The Supreme Court and Capital Punishment: Judging Death

Michael E. Parrish

KF9227.C2 P37 2010

From the Publisher: From the late nineteenth century to the present, decisions by the Supreme Court have played a significant role in how American governments, especially at the state level, have carried out the death penalty. With more than 3,400 prisoners, including 118 foreign nationals, now on death rows, the Court’s role is not likely to diminish in this area over the next several decades, barring a major shift in state laws and public opinion.

Supreme Court and Capital Punishment, […] explores how Supreme Court rulings over its history have shaped and reshaped the rules under which Americans have been tried, convicted, sentenced and put to death for capital offenses. Through judicial decisions and other primary documents, this reference explores the impact of these rulings upon the behavior of legislators, judges, prosecutors, defense attorneys and defendants. Considerable emphasis is placed upon the twentieth century, especially the period since the 1972 Furman v. Georgia case. Since Furman, few areas of constitutional doctrine have undergone more abrupt changes than Court-mandated standards for administering capital punishment. A second principal theme of this volume is an examination of the impact of race upon the long evolution of the Court’s death penalty jurisprudence. As defendants and victims, African-Americans on trial for their lives in Southern courts became the central figures in the design and redesign of capital punishment in the twentieth century.
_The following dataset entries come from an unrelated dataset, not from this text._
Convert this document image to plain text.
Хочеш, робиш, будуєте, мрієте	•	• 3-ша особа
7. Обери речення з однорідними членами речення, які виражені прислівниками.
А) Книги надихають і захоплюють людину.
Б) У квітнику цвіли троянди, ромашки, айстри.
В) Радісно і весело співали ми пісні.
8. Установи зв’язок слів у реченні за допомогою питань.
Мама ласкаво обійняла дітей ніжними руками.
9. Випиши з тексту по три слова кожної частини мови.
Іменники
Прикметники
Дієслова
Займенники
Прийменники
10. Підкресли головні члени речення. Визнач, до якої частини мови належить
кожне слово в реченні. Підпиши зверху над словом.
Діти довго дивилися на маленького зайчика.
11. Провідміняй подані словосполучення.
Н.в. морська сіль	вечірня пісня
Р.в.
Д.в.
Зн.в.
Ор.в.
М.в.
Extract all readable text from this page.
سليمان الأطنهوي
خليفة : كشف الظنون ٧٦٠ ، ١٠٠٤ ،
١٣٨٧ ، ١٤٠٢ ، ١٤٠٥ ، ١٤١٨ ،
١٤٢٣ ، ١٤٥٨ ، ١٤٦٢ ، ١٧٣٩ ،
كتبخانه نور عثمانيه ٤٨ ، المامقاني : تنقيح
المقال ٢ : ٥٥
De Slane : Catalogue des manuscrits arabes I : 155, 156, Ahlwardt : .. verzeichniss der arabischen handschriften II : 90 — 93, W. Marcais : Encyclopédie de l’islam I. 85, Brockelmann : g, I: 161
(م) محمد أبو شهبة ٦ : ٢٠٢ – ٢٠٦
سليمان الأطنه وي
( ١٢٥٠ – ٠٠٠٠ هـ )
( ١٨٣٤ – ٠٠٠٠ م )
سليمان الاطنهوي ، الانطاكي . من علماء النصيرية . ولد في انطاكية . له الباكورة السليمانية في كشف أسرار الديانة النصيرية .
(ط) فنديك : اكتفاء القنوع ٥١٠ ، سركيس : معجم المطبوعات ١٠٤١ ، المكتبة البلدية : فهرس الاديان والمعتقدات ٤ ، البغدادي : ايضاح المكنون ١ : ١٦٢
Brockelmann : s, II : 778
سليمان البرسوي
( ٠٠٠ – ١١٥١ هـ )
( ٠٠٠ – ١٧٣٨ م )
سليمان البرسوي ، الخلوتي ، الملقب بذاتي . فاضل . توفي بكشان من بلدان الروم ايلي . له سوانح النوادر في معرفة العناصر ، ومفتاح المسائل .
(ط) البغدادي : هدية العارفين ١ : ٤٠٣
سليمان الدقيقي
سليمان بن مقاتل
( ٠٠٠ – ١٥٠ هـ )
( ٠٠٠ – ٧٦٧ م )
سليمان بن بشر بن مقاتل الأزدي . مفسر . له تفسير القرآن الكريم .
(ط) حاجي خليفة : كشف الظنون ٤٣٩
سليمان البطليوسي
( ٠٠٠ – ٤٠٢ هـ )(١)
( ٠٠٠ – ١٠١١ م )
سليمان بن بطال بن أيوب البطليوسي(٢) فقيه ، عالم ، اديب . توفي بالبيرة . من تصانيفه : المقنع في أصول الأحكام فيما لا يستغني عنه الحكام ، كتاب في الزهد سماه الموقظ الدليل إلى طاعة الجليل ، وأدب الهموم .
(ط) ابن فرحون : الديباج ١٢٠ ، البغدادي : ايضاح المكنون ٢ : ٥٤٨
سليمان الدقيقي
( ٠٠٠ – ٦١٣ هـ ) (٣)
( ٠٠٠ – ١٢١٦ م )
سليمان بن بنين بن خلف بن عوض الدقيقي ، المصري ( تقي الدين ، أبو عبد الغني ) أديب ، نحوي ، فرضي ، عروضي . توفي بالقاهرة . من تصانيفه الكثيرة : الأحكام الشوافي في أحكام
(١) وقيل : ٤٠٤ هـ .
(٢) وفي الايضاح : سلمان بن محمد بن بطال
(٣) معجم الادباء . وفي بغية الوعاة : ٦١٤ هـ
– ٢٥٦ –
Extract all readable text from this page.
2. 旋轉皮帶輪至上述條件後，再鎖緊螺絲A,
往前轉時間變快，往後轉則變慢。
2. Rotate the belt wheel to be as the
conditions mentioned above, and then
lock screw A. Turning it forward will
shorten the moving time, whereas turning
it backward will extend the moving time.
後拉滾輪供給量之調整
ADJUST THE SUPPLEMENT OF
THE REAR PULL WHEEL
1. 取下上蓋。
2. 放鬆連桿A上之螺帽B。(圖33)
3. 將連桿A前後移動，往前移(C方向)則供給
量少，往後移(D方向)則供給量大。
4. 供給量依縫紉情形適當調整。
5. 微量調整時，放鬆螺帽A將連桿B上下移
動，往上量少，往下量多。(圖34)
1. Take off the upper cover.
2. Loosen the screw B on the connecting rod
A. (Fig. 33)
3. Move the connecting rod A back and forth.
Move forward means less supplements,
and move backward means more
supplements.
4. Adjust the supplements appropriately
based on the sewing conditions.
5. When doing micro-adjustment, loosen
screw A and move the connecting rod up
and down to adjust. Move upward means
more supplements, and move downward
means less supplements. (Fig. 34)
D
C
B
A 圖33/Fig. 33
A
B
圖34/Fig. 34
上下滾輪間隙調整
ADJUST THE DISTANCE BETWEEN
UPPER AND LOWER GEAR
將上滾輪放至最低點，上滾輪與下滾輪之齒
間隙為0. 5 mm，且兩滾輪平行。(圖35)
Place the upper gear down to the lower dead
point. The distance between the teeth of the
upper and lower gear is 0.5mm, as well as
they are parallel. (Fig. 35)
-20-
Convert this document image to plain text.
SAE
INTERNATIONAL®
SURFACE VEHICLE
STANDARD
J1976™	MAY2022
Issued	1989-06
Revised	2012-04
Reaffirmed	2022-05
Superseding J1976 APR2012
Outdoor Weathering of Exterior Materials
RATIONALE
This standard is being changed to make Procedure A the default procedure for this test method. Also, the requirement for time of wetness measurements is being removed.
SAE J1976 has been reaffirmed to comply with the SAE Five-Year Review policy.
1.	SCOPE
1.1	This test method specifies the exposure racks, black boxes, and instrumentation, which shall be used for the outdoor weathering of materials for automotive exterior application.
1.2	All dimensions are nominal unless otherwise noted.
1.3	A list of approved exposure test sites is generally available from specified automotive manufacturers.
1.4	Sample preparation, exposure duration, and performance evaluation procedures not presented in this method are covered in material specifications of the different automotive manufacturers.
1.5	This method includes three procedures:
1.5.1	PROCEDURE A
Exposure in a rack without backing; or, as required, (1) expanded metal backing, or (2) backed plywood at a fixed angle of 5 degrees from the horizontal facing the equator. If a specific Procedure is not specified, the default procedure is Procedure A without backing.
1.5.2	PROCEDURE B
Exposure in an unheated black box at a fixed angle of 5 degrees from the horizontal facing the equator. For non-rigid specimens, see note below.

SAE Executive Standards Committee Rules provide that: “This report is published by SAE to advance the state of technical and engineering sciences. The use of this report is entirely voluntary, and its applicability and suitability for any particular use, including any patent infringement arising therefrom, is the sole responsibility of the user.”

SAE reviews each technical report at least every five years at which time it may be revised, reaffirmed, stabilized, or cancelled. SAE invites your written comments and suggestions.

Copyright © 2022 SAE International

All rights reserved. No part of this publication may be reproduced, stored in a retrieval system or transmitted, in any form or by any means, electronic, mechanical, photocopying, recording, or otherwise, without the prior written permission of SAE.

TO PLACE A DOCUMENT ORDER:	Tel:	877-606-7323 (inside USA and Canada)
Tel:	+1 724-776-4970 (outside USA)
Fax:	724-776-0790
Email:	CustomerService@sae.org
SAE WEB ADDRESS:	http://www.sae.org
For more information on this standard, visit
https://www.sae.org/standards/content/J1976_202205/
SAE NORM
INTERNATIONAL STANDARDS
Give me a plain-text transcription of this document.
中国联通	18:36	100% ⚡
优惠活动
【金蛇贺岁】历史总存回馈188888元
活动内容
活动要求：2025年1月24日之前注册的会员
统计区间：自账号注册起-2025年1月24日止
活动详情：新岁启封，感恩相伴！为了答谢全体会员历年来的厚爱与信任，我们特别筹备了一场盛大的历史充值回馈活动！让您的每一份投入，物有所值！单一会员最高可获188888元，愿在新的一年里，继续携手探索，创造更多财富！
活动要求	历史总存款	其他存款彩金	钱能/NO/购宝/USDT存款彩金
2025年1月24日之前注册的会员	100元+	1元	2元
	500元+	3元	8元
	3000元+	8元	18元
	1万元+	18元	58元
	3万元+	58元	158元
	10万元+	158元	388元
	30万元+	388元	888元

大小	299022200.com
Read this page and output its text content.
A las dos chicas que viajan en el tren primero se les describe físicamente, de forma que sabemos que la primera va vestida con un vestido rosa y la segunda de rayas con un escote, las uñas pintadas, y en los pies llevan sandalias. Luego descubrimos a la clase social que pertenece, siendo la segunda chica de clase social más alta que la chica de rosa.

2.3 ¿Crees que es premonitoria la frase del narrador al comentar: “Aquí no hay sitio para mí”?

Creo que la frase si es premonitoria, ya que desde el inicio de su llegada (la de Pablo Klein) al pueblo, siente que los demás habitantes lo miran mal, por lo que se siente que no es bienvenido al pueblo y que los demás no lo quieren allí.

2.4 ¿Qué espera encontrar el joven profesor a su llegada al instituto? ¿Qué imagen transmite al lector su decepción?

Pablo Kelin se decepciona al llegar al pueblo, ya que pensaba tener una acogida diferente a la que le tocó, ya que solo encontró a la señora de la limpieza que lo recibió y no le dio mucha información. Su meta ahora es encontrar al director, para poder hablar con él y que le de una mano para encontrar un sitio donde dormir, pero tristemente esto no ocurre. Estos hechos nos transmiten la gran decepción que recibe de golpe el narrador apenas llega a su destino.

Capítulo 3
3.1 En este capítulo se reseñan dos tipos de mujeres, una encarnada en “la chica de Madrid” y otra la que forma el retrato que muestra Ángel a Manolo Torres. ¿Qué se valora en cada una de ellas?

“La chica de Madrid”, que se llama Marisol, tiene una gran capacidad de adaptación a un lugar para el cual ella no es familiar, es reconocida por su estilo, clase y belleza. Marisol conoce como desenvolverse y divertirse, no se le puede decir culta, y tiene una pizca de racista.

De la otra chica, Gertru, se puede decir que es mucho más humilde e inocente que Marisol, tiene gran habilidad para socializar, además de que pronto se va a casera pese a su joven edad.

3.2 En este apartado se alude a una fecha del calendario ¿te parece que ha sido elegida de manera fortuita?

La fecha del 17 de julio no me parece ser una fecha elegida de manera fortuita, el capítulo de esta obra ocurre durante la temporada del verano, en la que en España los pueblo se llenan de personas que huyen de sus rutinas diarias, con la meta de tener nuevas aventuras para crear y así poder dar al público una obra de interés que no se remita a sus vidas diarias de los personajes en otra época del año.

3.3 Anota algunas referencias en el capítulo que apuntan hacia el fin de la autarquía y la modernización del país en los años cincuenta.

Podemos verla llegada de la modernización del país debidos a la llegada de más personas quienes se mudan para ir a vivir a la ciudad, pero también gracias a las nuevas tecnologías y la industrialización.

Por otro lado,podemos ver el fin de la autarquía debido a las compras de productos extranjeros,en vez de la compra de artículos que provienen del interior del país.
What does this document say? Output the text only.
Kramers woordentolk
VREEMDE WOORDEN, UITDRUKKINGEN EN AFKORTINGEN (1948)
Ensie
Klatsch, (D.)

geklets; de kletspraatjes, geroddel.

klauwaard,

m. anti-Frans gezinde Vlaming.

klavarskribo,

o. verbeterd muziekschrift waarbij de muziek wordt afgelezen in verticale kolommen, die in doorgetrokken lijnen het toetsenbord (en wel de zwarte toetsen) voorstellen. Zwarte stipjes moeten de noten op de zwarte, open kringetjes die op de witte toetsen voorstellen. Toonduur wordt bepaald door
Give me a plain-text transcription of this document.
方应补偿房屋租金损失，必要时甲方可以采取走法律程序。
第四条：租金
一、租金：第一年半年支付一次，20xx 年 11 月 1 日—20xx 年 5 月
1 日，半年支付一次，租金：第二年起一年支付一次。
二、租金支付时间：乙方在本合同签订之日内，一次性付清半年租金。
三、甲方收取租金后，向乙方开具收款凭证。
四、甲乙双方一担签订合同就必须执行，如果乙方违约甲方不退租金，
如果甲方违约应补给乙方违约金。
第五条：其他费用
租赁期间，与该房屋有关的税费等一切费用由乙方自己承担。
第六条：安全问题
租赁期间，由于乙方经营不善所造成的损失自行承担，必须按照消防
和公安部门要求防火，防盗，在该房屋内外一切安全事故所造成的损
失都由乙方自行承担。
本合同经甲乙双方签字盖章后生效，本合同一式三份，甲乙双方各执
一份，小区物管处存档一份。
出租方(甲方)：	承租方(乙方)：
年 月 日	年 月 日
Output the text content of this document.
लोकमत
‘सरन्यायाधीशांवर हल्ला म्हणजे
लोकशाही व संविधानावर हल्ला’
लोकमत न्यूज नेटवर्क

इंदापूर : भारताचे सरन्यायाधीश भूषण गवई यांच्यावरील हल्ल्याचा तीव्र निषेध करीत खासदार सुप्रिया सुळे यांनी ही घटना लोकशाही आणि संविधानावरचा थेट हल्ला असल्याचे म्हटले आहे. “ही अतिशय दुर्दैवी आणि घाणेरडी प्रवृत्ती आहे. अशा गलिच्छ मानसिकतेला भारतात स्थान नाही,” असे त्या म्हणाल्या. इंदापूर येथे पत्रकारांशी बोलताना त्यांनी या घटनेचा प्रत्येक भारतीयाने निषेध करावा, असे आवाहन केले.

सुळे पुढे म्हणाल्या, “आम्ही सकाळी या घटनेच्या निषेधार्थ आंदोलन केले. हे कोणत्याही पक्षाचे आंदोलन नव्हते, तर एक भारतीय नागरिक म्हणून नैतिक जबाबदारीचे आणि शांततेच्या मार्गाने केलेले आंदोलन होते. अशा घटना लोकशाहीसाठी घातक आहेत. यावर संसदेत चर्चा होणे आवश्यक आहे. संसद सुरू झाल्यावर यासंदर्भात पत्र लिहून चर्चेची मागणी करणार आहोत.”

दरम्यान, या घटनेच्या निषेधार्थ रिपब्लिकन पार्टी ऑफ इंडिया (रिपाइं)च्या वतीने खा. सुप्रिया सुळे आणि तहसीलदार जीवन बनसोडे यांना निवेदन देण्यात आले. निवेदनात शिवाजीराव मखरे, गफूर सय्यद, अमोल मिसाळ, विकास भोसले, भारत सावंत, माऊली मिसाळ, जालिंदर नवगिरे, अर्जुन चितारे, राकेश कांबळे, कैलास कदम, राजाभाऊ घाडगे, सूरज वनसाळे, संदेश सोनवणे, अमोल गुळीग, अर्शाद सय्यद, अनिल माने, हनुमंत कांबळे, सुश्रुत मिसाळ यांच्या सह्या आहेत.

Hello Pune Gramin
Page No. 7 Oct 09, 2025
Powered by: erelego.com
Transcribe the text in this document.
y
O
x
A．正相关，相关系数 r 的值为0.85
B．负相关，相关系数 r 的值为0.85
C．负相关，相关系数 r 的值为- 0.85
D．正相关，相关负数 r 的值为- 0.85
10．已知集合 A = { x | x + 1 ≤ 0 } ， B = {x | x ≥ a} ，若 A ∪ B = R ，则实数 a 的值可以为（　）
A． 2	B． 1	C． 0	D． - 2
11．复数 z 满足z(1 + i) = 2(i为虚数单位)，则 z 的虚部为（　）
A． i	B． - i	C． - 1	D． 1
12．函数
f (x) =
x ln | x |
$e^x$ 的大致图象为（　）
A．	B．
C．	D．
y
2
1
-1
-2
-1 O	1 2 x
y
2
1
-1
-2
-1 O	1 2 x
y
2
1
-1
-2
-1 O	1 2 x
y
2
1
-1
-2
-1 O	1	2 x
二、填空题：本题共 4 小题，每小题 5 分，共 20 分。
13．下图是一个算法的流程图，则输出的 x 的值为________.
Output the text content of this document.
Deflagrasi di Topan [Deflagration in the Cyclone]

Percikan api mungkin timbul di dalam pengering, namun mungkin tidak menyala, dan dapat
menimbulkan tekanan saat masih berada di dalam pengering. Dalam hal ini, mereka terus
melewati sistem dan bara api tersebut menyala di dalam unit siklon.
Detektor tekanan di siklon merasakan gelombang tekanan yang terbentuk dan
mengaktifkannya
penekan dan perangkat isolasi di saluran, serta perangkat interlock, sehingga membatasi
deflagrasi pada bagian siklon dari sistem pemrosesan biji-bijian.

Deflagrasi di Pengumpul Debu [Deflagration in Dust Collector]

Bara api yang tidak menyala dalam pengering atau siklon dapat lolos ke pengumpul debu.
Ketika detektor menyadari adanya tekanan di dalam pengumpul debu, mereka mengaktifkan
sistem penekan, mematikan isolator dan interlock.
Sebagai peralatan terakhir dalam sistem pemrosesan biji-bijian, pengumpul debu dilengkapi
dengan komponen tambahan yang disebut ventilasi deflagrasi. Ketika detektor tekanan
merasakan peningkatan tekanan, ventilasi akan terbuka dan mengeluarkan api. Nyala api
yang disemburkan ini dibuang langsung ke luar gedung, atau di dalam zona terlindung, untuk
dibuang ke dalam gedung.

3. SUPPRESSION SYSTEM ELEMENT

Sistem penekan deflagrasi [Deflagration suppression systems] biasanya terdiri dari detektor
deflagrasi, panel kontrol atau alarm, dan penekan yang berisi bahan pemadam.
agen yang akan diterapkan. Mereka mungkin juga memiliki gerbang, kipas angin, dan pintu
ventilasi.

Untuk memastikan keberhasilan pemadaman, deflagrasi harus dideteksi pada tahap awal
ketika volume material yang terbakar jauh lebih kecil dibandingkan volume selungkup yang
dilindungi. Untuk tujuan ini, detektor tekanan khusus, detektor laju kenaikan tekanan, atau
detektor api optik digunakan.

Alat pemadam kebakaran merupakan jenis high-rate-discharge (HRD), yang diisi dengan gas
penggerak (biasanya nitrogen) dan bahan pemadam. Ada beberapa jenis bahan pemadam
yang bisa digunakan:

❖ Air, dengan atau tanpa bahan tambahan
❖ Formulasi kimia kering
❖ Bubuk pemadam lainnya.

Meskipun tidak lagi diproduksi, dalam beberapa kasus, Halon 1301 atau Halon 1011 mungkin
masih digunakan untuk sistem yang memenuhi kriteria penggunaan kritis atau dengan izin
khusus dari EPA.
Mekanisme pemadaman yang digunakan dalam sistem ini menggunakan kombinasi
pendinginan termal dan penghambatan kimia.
From Demon to Darling: A Legal History of Wine in America

Richard Mendelson

KF3924.W5 M46 2009

From the Publisher: Mendelson brings together his expertise as both a Napa Valley lawyer and a winemaker into this accessible overview of American wine law from colonial times to the present. It is a story of fits and starts that provides a fascinating chronicle of the history of wine in the United States told through the lens of the law. From the country’s early support for wine as a beverage to the moral and religious fervor that resulted in Prohibition and to the governmental controls that followed Repeal, Mendelson takes us to the present day—and to the emergence of an authentic and significant wine culture. He explains how current laws shape the wine industry in such areas as pricing and taxation, licensing, appellations, health claims and warnings, labeling, and domestic and international commerce. As he explores these and other legal and policy issues, [the author] lucidly highlights the concerns that have made wine alternatively the demon or the darling of American society—and at the same time illuminates the ways in which lives and livelihoods are affected by the rise and fall of social movements.